Like high-tech prospectors, scientists aboard a Navy submersible have found a large field of volcanic vents that are spewing 500-degree water into the Pacific Ocean off the coast of southern Oregon.
The discovery 100 miles offshore represents only the fourth area in the world's oceans and the second off the West Coast where such high-temperature vents have been found. Scientists say it also could prove to be the most easily accessible site for studying how such vents, thought to exist worldwide, influence natural phenomena ranging from the ocean food chain to the weather.
"It was extremely exciting. We went down and hit it on the first dive because we worked out a strategy," said Peter J. Rona, chief scientist on the dives aboard the submersible Sea Cliff. "We put a mark on the map where we thought it was, based on all the groundwork we had done . . . (and) it was right where the mark was."
Based in San Diego
Rona and other scientists landed in Eureka in Northern California on Friday aboard the Sea Cliff's mother ship, the Laney Chouest. The ship's crew then set sail for its home base in San Diego, where it is due to arrive in mid-October.
Rona is an oceanographer in the National Oceanographic and Atmospheric Administration's program to study the oceanic effect of sea-floor venting. Some scientists speculate that such vents eventually will be shown to play a key role in many processes, including the tropical ocean current known as El Nino and the greenhouse effect.
The quarter-mile-square vent field, which lies under about 10,000 feet of water, was found Sept. 23, about 1,000 feet up a canyon wall in a rugged valley where two plates of ocean crust are spreading apart, Rona said. The collection of huge mountains and valleys in which it lies is known as the Gorda Ridge.
As the submersible cruised through the area, scientists saw 10-foot-high chimneys that had been deposited as the mineral-rich hot water hit the cold ocean. Nourished by the sulfur in the vent water, tube worms several feet high carpeted the area, their red plumes waving in the sub's wake. Sea-floor geysers spewed out smoky-colored, mineral-rich water in some places, Rona said, and others showed just a shimmer of warm water rising.
Rona and others had suggested that, once such areas were found on the Gorda Ridge, they would provide the United States with its best opportunity to establish a scientific preserve at the bottom of the sea.
Crust Spreading Apart
Such vents are thought to exist all along the sea floor for many thousands of miles, wherever plates of the Earth's crust are spreading apart and exposing hot volcanic rocks.

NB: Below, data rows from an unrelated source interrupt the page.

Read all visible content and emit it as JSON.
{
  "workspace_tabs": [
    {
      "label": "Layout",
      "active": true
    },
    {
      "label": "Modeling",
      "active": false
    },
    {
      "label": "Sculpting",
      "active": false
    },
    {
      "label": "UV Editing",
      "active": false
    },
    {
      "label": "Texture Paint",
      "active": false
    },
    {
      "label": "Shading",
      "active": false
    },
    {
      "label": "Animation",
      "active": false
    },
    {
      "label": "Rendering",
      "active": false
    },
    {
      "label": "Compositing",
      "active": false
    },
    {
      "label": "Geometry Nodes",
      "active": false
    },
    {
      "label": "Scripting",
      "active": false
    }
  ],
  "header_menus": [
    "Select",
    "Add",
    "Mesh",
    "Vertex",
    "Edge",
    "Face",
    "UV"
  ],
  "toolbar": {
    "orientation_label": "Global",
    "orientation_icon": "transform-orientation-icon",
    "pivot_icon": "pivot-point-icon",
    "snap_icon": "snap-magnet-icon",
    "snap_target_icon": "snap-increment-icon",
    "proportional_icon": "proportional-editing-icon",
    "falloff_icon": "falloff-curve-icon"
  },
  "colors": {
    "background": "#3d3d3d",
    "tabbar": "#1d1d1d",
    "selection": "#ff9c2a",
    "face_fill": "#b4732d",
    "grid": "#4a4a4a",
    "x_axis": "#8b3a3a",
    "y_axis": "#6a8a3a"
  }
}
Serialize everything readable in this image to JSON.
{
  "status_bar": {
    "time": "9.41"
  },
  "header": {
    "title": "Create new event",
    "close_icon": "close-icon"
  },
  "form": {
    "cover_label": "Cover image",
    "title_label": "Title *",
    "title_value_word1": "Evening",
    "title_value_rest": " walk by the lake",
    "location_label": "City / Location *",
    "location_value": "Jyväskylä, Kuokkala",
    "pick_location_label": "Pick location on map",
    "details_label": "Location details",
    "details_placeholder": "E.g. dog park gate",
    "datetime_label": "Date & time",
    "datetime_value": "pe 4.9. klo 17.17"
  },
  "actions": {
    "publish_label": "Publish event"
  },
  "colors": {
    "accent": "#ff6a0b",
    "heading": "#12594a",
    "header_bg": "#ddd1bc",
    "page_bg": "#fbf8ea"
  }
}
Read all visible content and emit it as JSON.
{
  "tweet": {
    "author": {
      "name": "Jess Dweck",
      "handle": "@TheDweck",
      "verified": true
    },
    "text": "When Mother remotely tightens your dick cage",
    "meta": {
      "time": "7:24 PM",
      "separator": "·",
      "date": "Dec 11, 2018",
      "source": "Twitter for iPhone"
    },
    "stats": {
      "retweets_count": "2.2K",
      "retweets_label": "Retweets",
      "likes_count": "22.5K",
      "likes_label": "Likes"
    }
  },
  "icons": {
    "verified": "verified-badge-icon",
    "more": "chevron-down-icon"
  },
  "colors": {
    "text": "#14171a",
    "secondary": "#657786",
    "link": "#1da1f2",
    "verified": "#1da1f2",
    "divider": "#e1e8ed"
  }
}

Until last week's find, however, the only places where large, hot-water vent fields had been located were about 250 miles off the Pacific Northwest coast, near the Galapagos Islands and in the Atlantic Ocean, 1,800 miles east of Miami.
This find came after only four summers of research cruises to the Gorda area, contrasted with the 13 years Rona said it took before he found the Atlantic vents in 1985.
The reason is that, on the Gorda Ridge, oceanographers for the first time were able to use sensitive sonar, chemical measurement and video techniques to hone in on the location of the field, said Christopher Fry, an NOAA geophysicist in the vents program.
"It completely changes the game," Fry said. "Just like satellites can sense the Earth, we're doing remote sensing on the ocean floor."
The technique was used earlier this summer to locate a half-mile-long system of cracks northwest of the Gorda site that apparently belched a huge amount of hot water into the ocean two years ago.
That event, known among NOAA scientists as "megaplume," has strengthened the notion that geologic processes under the ocean may have a big effect on the ocean's chemical and temperature cycles and on climate.
The one-month cruise to the Gorda Ridge was sponsored by a joint state-federal group known as the Gorda Ridge Task Force, made up of federal officials and public and private representatives of California and Oregon.
Although officials have determined that mining of the minerals at the site would not be economical, research is expected to continue. Oceanographers involved have come from several institutions, including UC San Diego and the Scripps Institution of Oceanography. The Navy provided the sub and support ship free as part of its program to support scientific research.